The International Monitory Fund (IMF) has warned that non-economic factors, such as extreme weather events and upcoming elections in Mexico and Brazil, could derail economic recovery in Latin America and the Caribbean.
“Heightened economic risks externally—notably, a shift towards more protectionist policies and a sudden tightening of global financial conditions—could also weigh heavily on growth prospects,” stated the IMF in its economic forecast.
The IMF estimates that regional GDP growth will accelerate to 2.0% this year and 2.8% in 2019. Growth for 2017 is expected to come in at 1.3%, thanks mainly to a resurgent Brazil and Argentina.
Despite this rebound, investment levels are expected to remain below the levels seen in other regions, limiting the region’s growth potential.
To secure more durable growth, the bank has suggested investing more in key sectors, like infrastructure and education.

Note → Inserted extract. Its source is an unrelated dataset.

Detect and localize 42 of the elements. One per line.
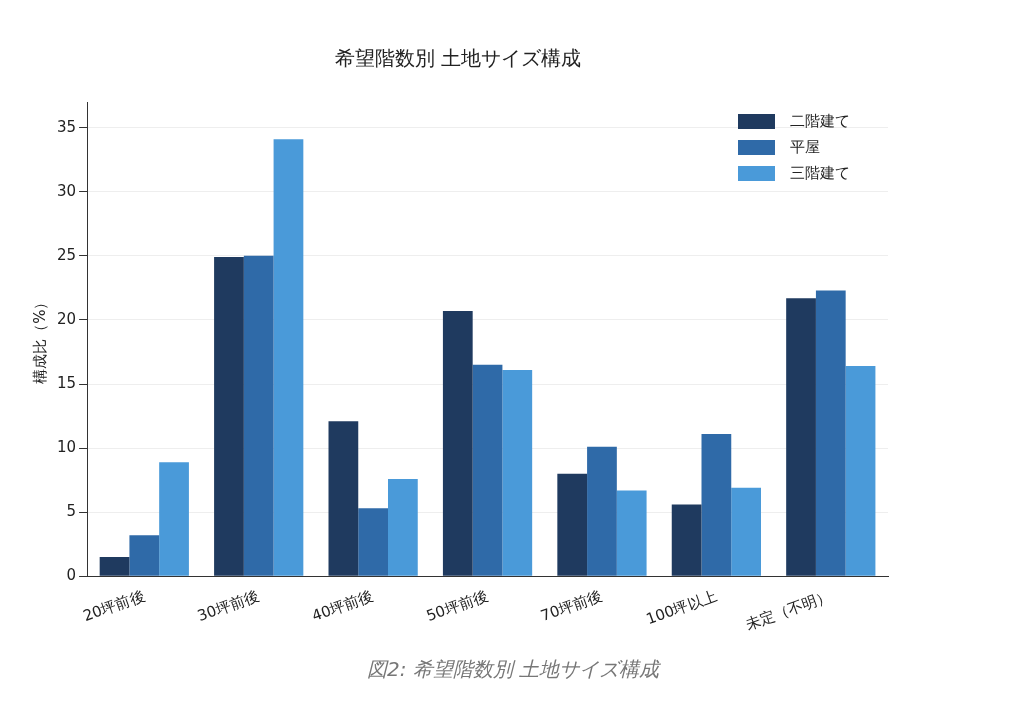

With Mexico’s presidential election looming, and the ongoing renegotiation of the North American Free Trade Agreement (NAFTA), business leaders have been forced to rethink their investment decisions in the country.
Furthermore, in Brazil, while the IMF expects growth of 2.3% in 2018, thanks to favourable external conditions and a rebound in private consumption and investment, it still predicts potential issues.
“A key risk is that the policy agenda could change following the October presidential election, giving rise to market volatility and greater uncertainty about the medium-term outlook.”